Fed Chair Janet Yellen cited his work with Markus Brunnermeier, another Princeton professor, in a speech she gave at the International Monetary Fund in 2014. In a footnote, Yellen said the two economists had developed an economic model to explore whether long periods of relative economic stability led to excessive risk-taking and financial imbalances that damaged the economy when they were unwound.

Fed Symposium

In a presentation to the Kansas City Fed’s Jackson Hole symposium in 2012, Brunnermeier and Sannikov argued that central bankers can’t just focus on achieving stable prices.

"Policy rules that ignore financial stability fail to lean against the buildup of imbalances and systemic risk in normal times and are not credible in crisis times," they said.

They also highlighted the impact that monetary policy can have on the distribution of wealth in a society -- a sore point among some critics of the Fed who have accused it of pursuing strategies that benefited investors without helping ordinary Americans.

Brunnermeier said in an interview that he and Sannikov were able to provide a "totally different picture" of how the economy operates by focusing on frictions in the financial system.

Small Shocks

In particular, they were able to explain and explore how a small shock can at times have outsized economic impacts as it feeds on itself.

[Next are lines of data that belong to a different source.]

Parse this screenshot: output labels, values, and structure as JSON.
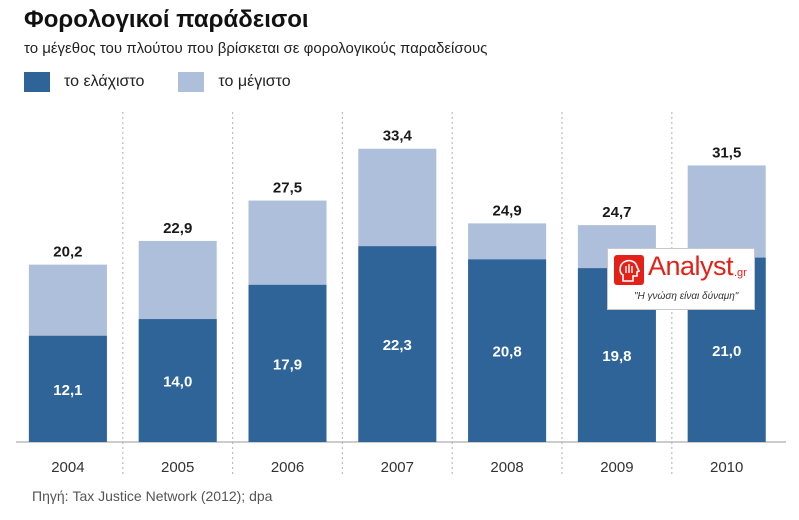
{
  "header": {
    "title": "Φορολογικοί παράδεισοι",
    "subtitle": "το μέγεθος του πλούτου που βρίσκεται σε φορολογικούς παραδείσους"
  },
  "legend": {
    "min_label": "το ελάχιστο",
    "max_label": "το μέγιστο"
  },
  "colors": {
    "min": "#2f6498",
    "max": "#aebfdb",
    "grid": "#bdbdbd",
    "brand": "#e32119"
  },
  "chart_data": {
    "type": "bar",
    "categories": [
      "2004",
      "2005",
      "2006",
      "2007",
      "2008",
      "2009",
      "2010"
    ],
    "series": [
      {
        "name": "το ελάχιστο",
        "values": [
          12.1,
          14.0,
          17.9,
          22.3,
          20.8,
          19.8,
          21.0
        ],
        "labels": [
          "12,1",
          "14,0",
          "17,9",
          "22,3",
          "20,8",
          "19,8",
          "21,0"
        ]
      },
      {
        "name": "το μέγιστο",
        "values": [
          20.2,
          22.9,
          27.5,
          33.4,
          24.9,
          24.7,
          31.5
        ],
        "labels": [
          "20,2",
          "22,9",
          "27,5",
          "33,4",
          "24,9",
          "24,7",
          "31,5"
        ]
      }
    ],
    "ylim": [
      0,
      40
    ],
    "grid": "vertical dotted separators",
    "legend_position": "top-left"
  },
  "source": "Πηγή: Tax Justice Network (2012); dpa",
  "logo": {
    "brand": "Analyst",
    "domain": ".gr",
    "slogan": "\"Η γνώση είναι δύναμη\"",
    "icon": "head-profile-icon"
  }
}
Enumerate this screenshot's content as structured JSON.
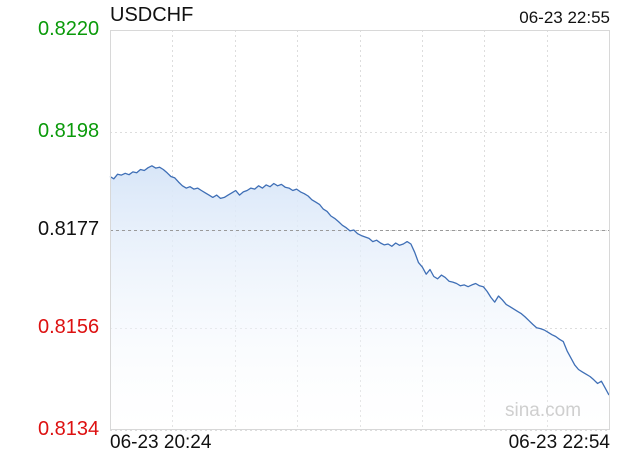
{
  "header": {
    "symbol": "USDCHF",
    "timestamp": "06-23 22:55"
  },
  "watermark": "sina.com",
  "colors": {
    "up": "#0a9a0a",
    "down": "#dd1111",
    "neutral": "#111111",
    "line": "#3f6fb6",
    "fill_top": "#d8e6f8",
    "grid": "#dddddd",
    "reference": "#9a9a9a"
  },
  "chart_data": {
    "type": "area",
    "title": "USDCHF",
    "ylim": [
      0.8134,
      0.822
    ],
    "y_ticks": [
      {
        "label": "0.8220",
        "value": 0.822,
        "class": "up"
      },
      {
        "label": "0.8198",
        "value": 0.8198,
        "class": "up"
      },
      {
        "label": "0.8177",
        "value": 0.8177,
        "class": "neutral"
      },
      {
        "label": "0.8156",
        "value": 0.8156,
        "class": "down"
      },
      {
        "label": "0.8134",
        "value": 0.8134,
        "class": "down"
      }
    ],
    "x_labels": [
      "06-23 20:24",
      "06-23 22:54"
    ],
    "reference_price": 0.8177,
    "grid": true,
    "series": [
      {
        "values": [
          0.81885,
          0.8188,
          0.8189,
          0.81888,
          0.81892,
          0.81889,
          0.81895,
          0.81893,
          0.819,
          0.81898,
          0.81904,
          0.81908,
          0.81903,
          0.81905,
          0.819,
          0.81893,
          0.81885,
          0.81882,
          0.81873,
          0.81865,
          0.8186,
          0.81863,
          0.81858,
          0.8186,
          0.81855,
          0.8185,
          0.81845,
          0.8184,
          0.81845,
          0.81838,
          0.8184,
          0.81845,
          0.8185,
          0.81855,
          0.81845,
          0.81852,
          0.81855,
          0.8186,
          0.81858,
          0.81865,
          0.8186,
          0.81867,
          0.81863,
          0.8187,
          0.81865,
          0.81868,
          0.81862,
          0.8186,
          0.81855,
          0.81858,
          0.81852,
          0.81848,
          0.81843,
          0.81835,
          0.8183,
          0.81825,
          0.81815,
          0.8181,
          0.818,
          0.81795,
          0.81788,
          0.8178,
          0.81775,
          0.81768,
          0.8177,
          0.81762,
          0.81758,
          0.81755,
          0.81752,
          0.81745,
          0.81748,
          0.81742,
          0.81738,
          0.8174,
          0.81735,
          0.81742,
          0.81737,
          0.8174,
          0.81745,
          0.8174,
          0.81722,
          0.817,
          0.8169,
          0.81675,
          0.81685,
          0.8167,
          0.81665,
          0.81673,
          0.81668,
          0.8166,
          0.81658,
          0.81655,
          0.8165,
          0.81652,
          0.81648,
          0.81652,
          0.81655,
          0.8165,
          0.81648,
          0.81638,
          0.81625,
          0.81615,
          0.81628,
          0.8162,
          0.8161,
          0.81605,
          0.816,
          0.81595,
          0.8159,
          0.81583,
          0.81575,
          0.81567,
          0.8156,
          0.81558,
          0.81555,
          0.8155,
          0.81545,
          0.81541,
          0.81535,
          0.8153,
          0.8151,
          0.81495,
          0.8148,
          0.8147,
          0.81465,
          0.8146,
          0.81455,
          0.81448,
          0.8144,
          0.81445,
          0.8143,
          0.81415
        ]
      }
    ]
  }
}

In addition, they were better able to analyze the effects of quantitative easing, he said.

Sannikov also has studied the best way to structure incentive contracts to avoid rewarding corporate executives, private equity managers and others for work today that ends up being damaging in the longer run.

He earned a bachelor’s degree in mathematics from Princeton in 2000, then went on to get a Ph.D. in business administration four years later from Stanford University. He won three gold medals in the International Mathematical Olympiads in 1994 to 1996, according to his resume.

Research Interests

His research interests include game theory, corporate finance and macroeconomics.